De plus en plus d’étudiants internationaux choisissent de fréquenter une école postsecondaire dans le Nord de l’Ontario. Mais cela signifie que plus de soutien et d’aide sont nécessaires, en particulier en matière de logement.

Le temple sikh Sangat a été « inondé d’appels » de parents en Inde et aux Émirats arabes unis (EAU) cherchant une aide au logement pour les enfants qui déménagent dans la ville du nord de l’Ontario pour aller à l’école.

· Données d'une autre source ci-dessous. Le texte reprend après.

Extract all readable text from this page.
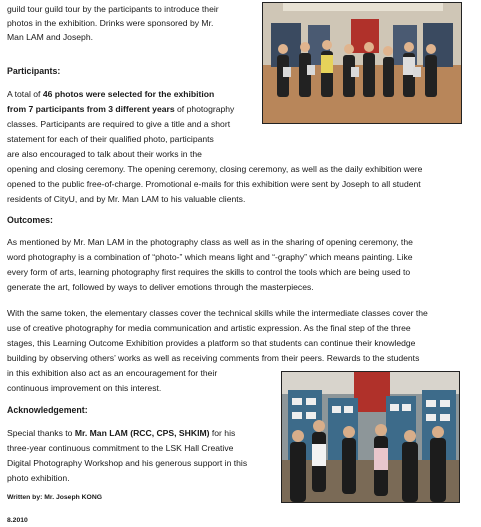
guild tour guild tour by the participants to introduce their

photos in the exhibition. Drinks were sponsored by Mr.

Man LAM and Joseph.

Participants:

A total of 46 photos were selected for the exhibition

from 7 participants from 3 different years of photography

classes. Participants are required to give a title and a short

statement for each of their qualified photo, participants

are also encouraged to talk about their works in the

opening and closing ceremony. The opening ceremony, closing ceremony, as well as the daily exhibition were

opened to the public free-of-charge. Promotional e-mails for this exhibition were sent by Joseph to all student

residents of CityU, and by Mr. Man LAM to his valuable clients.

Outcomes:

As mentioned by Mr. Man LAM in the photography class as well as in the sharing of opening ceremony, the

word photography is a combination of “photo-” which means light and “-graphy” which means painting. Like

every form of arts, learning photography first requires the skills to control the tools which are being used to

generate the art, followed by ways to deliver emotions through the masterpieces.

With the same token, the elementary classes cover the technical skills while the intermediate classes cover the

use of creative photography for media communication and artistic expression. As the final step of the three

stages, this Learning Outcome Exhibition provides a platform so that students can continue their knowledge

building by observing others’ works as well as receiving comments from their peers. Rewards to the students

in this exhibition also act as an encouragement for their

continuous improvement on this interest.

Acknowledgement:

Special thanks to Mr. Man LAM (RCC, CPS, SHKIM) for his

three-year continuous commitment to the LSK Hall Creative

Digital Photography Workshop and his generous support in this

photo exhibition.

Written by: Mr. Joseph KONG

8.2010
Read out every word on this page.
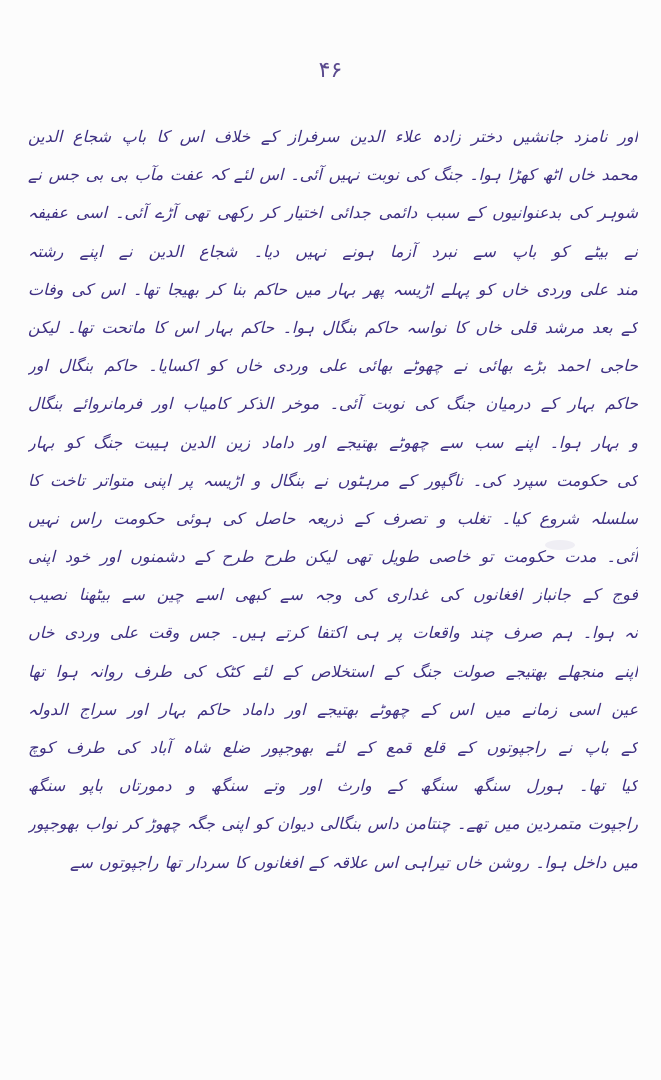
۴۶
اور نامزد جانشیں دختر زادہ علاء الدین سرفراز کے خلاف اس کا باپ شجاع الدین
محمد خاں اٹھ کھڑا ہوا۔ جنگ کی نوبت نہیں آئی۔ اس لئے کہ عفت مآب بی بی جس نے
شوہر کی بدعنوانیوں کے سبب دائمی جدائی اختیار کر رکھی تھی آڑے آئی۔ اسی عفیفہ
نے بیٹے کو باپ سے نبرد آزما ہونے نہیں دیا۔ شجاع الدین نے اپنے رشتہ
مند علی وردی خاں کو پہلے اڑیسہ پھر بہار میں حاکم بنا کر بھیجا تھا۔ اس کی وفات
کے بعد مرشد قلی خاں کا نواسہ حاکم بنگال ہوا۔ حاکم بہار اس کا ماتحت تھا۔ لیکن
حاجی احمد بڑے بھائی نے چھوٹے بھائی علی وردی خاں کو اکسایا۔ حاکم بنگال اور
حاکم بہار کے درمیان جنگ کی نوبت آئی۔ موخر الذکر کامیاب اور فرمانروائے بنگال
و بہار ہوا۔ اپنے سب سے چھوٹے بھتیجے اور داماد زین الدین ہیبت جنگ کو بہار
کی حکومت سپرد کی۔ ناگپور کے مرہٹوں نے بنگال و اڑیسہ پر اپنی متواتر تاخت کا
سلسلہ شروع کیا۔ تغلب و تصرف کے ذریعہ حاصل کی ہوئی حکومت راس نہیں
آئی۔ مدت حکومت تو خاصی طویل تھی لیکن طرح طرح کے دشمنوں اور خود اپنی
فوج کے جانباز افغانوں کی غداری کی وجہ سے کبھی اسے چین سے بیٹھنا نصیب
نہ ہوا۔ ہم صرف چند واقعات پر ہی اکتفا کرتے ہیں۔ جس وقت علی وردی خاں
اپنے منجھلے بھتیجے صولت جنگ کے استخلاص کے لئے کٹک کی طرف روانہ ہوا تھا
عین اسی زمانے میں اس کے چھوٹے بھتیجے اور داماد حاکم بہار اور سراج الدولہ
کے باپ نے راجپوتوں کے قلع قمع کے لئے بھوجپور ضلع شاہ آباد کی طرف کوچ
کیا تھا۔ ہورل سنگھ سنگھ کے وارث اور وتے سنگھ و دمورتاں باپو سنگھ
راجپوت متمردین میں تھے۔ چنتامن داس بنگالی دیوان کو اپنی جگہ چھوڑ کر نواب بھوجپور
میں داخل ہوا۔ روشن خاں تیراہی اس علاقہ کے افغانوں کا سردار تھا راجپوتوں سے
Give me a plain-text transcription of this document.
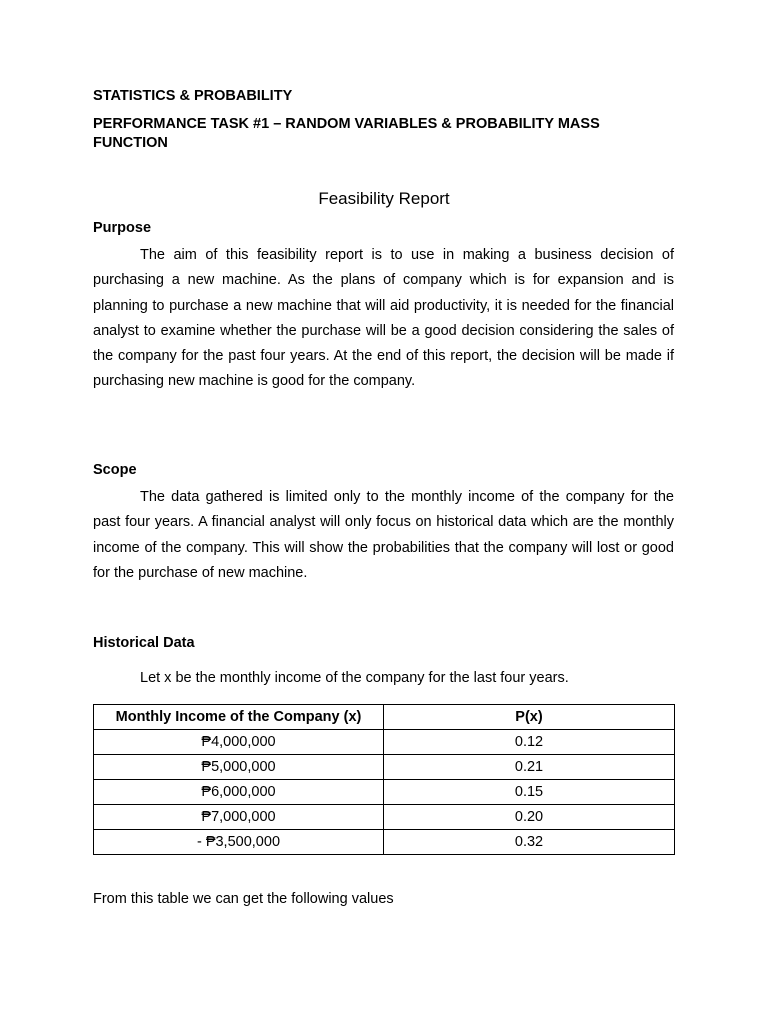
STATISTICS & PROBABILITY

PERFORMANCE TASK #1 – RANDOM VARIABLES & PROBABILITY MASS FUNCTION

Feasibility Report

Purpose

The aim of this feasibility report is to use in making a business decision of purchasing a new machine. As the plans of company which is for expansion and is planning to purchase a new machine that will aid productivity, it is needed for the financial analyst to examine whether the purchase will be a good decision considering the sales of the company for the past four years. At the end of this report, the decision will be made if purchasing new machine is good for the company.

Scope

The data gathered is limited only to the monthly income of the company for the past four years. A financial analyst will only focus on historical data which are the monthly income of the company. This will show the probabilities that the company will lost or good for the purchase of new machine.

Historical Data

Let x be the monthly income of the company for the last four years.

Monthly Income of the Company (x)	P(x)
₱4,000,000	0.12
₱5,000,000	0.21
₱6,000,000	0.15
₱7,000,000	0.20
- ₱3,500,000	0.32

From this table we can get the following values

« Ils appellent de partout dans le monde pour s’assurer que lorsque leur fille ou leur fils viendra à Timmins, il y aura quelqu’un pour les recevoir », a déclaré l’administrateur et directeur du temple, Kanwaljit Bains.

« Et il y a quelqu’un qui peut leur donner un abri… parce qu’ils ne connaissent personne », a-t-elle ajouté.

Kanwaljit Bains, administrateur et directeur du Sikh Sangat de Timmins, dit que des parents du monde entier appellent pour se renseigner sur l’aide au logement pour les étudiants qui viennent dans la ville pour le trimestre d’automne. (Fourni par Kanwaljit Bains)

Le temple dispose de six chambres, chacune avec deux lits doubles, pour un logement temporaire.

« En ce moment, ceux-ci ont été occupés par la plupart des étudiants qui débarquent à Timmins », a déclaré Bains.

Même ces espaces temporaires ne suffisent pas.

« Nous sommes à un point où nous pourrions même finir par mettre des matelas dans la salle de prière principale la nuit dans le pire des cas », a-t-elle déclaré.

« Si nous ne trouvons pas de place, nous allons utiliser la bibliothèque ou le hall principal. »

Les étudiants qui séjournent dans les logements temporaires sont responsables de trouver un logement permanent pour leur année scolaire.

C’est comme un patch temporaire que nous couvrons jusqu’au début du semestre.– Kanwaljit Bains, directeur, Sikh Sangat à Timmins, Ont.

« C’est comme un patch temporaire que nous couvrons jusqu’au début du semestre », a déclaré Bains.

Elle a dit qu’elle et son mari ont également des propriétés locatives qu’ils ont offertes à certains étudiants internationaux, mais qu’elles sont maintenant pleines.

Bains a déclaré que lorsque les étudiants voient le temple sikh, « ils pensent qu’ils sont chez eux » et les parents se sentent à l’aise que leurs enfants se soient connectés avec des dirigeants d’un autre temple.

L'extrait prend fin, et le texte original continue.